Os sindicatos que compõem o Fórum das Seis (Adusp, Sintusp, Adunesp, Sintunesp, Adunicamp, STU e Sinteps) vêm atuando contra a PEC 32 no âmbito da Frente Paulista em Defesa do Serviço Público, que agrupa cerca de 80 entidades representativas do funcionalismo.

A próxima atividade nacional está sendo convocada para 8 de dezembro. Fique atento/a à divulgação dos detalhes e participe do evento mais próximo para fortalecer a luta.

Pressão nas redes

No site “Na Pressão“, você consegue ver os/as parlamentares que são favoráveis, contrários/as e indecisos/as. Em seguida, tem a opção de enviar uma mensagem para cada um/uma, por WhatsApp, e-mail e outras redes.

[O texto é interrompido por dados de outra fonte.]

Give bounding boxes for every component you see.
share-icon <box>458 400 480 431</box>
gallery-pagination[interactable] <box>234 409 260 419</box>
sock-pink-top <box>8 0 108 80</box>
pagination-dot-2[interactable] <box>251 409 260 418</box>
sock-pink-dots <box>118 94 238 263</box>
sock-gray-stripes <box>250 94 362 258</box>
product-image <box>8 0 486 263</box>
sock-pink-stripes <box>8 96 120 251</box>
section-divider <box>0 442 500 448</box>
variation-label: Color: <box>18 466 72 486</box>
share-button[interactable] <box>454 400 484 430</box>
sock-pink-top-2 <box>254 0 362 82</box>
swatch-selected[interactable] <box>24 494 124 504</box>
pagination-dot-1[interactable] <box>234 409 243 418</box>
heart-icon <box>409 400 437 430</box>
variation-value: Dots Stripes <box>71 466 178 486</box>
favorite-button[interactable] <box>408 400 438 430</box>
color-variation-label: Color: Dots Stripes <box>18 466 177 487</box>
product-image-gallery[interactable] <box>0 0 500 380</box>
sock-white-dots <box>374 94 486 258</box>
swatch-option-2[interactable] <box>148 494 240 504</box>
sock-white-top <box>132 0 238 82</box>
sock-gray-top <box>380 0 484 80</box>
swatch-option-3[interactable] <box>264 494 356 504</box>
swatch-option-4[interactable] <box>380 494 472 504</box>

Não deixe de contribuir!!

https://napressao.org.br/campanha/diga-nao-a-reforma-administrativa

Fórum das Seis apoia luta por reversão de corte de 90% dos recursos para ciência e tecnologia

O Fórum das Seis soma-se às manifestações de repúdio e perplexidade das entidades científicas e sindicais contra a manobra protagonizada pelo Ministério da Economia no Congresso Nacional e que representou, na prática, o corte de cerca de R$ 600 milhões destinados às áreas de ciência, tecnologia e inovação.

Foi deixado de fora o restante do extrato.